A driver who ran a red light and mowed down three children before fleeing the scene has temporarily avoided jail after receiving his prison sentence.
The 19-year-old driver, Vansh Khanna, drove through a red light at an intersection on the Pacific Highway in Crows Nest in May, throwing three children into the air who were crossing towards a green pedestrian light.
Dashcam footage from a driver just meters away shows the traffic lights turned red for several seconds before the horrific collision – then Khanna fled the scene.
One of the boys, aged 13, was taken to Sydney Children’s Hospital with serious but non-life-threatening injuries, while the other two 12-year-old boys suffered minor injuries.
Khanna, who is in Australia on a study visa, faced Manly Local Court on Thursday charged with several motoring offenses including careless driving causing grievous bodily harm and failing to stop and assist.
Vansh Khanna (centre), who ran a red light, mowed down three children and fled the scene, avoided jail despite being sentenced to 26 months for the Crows Nest hit-and-run
In a statement read to the court by Khanna’s lawyer Hemant Prakash, the teenager said the incident was due to a moment of “inattention”.
He tried to justify his escape by saying he was “panicking… because in India they throw sticks and stones at you.”
Khanna took responsibility for the incident, saying: “It is my fault and I am the only one responsible… I pray that the victims give them strength and courage.”
State’s Attorney Craig Pullen disagreed with Khanna’s assertion that he had been “inattentive,” telling the court that the defendant made the choice to flee the scene.
“He saw the red light, he saw the green light facing the pedestrians, he made a decision. This decision was based on his haste, which in my view does not constitute momentary inattention,” Mr. Pullen said.

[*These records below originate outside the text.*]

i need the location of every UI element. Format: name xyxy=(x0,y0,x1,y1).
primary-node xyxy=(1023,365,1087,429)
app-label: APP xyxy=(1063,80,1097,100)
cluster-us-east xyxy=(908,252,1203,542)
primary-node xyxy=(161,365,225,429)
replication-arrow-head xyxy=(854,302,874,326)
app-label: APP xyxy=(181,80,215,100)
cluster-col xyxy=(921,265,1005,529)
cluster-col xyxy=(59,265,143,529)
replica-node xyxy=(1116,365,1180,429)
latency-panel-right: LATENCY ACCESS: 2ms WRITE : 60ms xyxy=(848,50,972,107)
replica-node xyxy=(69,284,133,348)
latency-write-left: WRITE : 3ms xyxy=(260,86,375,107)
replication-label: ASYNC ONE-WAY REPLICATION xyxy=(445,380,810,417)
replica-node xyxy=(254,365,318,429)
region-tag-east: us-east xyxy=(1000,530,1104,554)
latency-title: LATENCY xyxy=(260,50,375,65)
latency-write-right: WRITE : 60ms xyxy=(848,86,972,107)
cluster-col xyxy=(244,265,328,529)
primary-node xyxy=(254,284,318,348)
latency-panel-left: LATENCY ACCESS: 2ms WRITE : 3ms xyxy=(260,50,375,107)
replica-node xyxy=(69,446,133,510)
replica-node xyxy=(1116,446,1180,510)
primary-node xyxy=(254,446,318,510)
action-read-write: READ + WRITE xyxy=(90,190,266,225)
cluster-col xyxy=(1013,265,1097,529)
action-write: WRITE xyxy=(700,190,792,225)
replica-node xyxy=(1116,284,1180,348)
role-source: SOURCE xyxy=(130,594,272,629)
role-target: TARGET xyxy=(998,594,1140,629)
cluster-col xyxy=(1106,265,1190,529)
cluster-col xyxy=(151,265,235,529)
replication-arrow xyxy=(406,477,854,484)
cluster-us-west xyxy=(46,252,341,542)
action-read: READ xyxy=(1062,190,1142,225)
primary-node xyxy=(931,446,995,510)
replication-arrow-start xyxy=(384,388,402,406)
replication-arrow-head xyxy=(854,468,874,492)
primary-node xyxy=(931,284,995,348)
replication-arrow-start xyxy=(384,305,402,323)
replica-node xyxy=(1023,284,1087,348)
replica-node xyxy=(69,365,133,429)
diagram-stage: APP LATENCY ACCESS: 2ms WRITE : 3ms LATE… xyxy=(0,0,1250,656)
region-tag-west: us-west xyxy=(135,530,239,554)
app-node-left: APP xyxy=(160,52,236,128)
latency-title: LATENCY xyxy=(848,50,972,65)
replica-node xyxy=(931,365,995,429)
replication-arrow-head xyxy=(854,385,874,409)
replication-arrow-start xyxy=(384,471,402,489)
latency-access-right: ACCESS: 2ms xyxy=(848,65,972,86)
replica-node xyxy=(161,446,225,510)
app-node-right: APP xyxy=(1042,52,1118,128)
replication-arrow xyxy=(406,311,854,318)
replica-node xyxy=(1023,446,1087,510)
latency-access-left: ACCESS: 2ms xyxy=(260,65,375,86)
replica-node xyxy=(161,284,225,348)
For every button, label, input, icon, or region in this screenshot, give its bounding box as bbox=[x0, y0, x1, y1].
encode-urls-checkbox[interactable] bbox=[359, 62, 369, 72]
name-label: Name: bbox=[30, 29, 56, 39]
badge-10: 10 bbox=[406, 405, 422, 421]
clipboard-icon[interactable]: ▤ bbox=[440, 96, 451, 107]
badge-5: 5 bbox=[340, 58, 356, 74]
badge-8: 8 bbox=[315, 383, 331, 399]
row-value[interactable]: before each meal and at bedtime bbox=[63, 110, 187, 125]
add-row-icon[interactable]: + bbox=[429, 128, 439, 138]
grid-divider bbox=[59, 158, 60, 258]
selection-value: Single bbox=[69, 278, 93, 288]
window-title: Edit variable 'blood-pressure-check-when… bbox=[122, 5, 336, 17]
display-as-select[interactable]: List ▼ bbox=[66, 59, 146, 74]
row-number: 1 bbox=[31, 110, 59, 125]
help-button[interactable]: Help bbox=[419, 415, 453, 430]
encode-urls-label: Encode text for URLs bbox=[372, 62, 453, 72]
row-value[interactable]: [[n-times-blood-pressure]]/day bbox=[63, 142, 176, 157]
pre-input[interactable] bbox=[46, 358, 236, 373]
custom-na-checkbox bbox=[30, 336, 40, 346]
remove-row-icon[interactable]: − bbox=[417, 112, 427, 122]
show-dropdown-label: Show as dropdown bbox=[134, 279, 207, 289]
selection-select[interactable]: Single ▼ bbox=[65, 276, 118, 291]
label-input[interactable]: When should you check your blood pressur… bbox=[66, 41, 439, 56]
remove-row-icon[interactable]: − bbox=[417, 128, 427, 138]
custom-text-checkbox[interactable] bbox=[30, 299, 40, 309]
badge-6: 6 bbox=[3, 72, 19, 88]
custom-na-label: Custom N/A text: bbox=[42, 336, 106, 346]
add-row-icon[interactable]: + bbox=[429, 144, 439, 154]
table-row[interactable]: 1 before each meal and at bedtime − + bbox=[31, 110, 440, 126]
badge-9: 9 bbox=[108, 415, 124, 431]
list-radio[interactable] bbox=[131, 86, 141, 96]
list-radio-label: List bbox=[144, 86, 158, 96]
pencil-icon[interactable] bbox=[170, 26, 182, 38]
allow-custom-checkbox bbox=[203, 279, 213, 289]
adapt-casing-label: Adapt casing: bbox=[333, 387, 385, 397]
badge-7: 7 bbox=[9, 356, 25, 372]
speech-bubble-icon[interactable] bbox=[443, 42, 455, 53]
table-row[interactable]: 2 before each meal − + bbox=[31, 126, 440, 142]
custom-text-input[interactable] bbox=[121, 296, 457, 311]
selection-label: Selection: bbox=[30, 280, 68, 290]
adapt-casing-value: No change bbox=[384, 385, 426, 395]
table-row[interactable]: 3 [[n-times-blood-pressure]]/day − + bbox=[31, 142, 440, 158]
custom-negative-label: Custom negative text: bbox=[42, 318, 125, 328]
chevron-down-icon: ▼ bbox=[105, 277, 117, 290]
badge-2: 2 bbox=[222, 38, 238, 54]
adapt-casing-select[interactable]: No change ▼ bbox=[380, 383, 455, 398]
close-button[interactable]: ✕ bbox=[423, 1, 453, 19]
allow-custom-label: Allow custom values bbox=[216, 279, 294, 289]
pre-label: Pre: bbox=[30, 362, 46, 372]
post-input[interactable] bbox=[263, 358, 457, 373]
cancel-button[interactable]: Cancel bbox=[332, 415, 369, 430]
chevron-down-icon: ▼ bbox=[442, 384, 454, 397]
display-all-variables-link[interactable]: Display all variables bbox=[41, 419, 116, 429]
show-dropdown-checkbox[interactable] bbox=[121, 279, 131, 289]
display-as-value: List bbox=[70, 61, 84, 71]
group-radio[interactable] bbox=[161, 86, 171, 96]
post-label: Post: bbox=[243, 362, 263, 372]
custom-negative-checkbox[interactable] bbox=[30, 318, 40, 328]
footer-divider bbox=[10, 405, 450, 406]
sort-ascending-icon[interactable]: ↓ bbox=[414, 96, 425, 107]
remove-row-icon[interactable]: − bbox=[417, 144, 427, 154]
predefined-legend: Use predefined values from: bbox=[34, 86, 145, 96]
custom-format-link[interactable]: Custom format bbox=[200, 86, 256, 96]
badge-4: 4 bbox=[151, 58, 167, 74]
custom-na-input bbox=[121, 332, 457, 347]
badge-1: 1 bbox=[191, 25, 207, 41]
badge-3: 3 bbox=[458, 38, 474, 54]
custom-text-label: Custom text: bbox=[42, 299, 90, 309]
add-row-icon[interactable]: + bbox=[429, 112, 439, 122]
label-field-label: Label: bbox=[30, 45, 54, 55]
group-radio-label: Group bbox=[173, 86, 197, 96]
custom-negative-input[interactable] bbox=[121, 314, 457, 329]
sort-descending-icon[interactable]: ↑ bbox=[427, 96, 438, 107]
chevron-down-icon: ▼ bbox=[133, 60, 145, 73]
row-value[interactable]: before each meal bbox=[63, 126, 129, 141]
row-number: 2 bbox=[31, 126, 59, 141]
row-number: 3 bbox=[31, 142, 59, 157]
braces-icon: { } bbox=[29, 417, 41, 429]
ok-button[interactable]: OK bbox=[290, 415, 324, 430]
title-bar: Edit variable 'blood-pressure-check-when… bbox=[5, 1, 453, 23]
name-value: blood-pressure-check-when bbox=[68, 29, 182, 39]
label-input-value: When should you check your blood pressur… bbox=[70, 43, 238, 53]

Khanna was convicted of several traffic violations; however, he was released on bail pending an appeal from his lawyers.
Khanna was sentenced to 26 months in prison and was escorted from the courtroom to a cell.
However, in a surprising twist, his lawyers launched an appeal immediately after the conviction, leading to Khanna’s release.
Khanna was allowed back into the public under strict bail conditions, including a ban on driving a motor vehicle and a requirement to surrender his passport.
If he is able to obey the conditions, Khanna will remain free until the appeal is heard in court.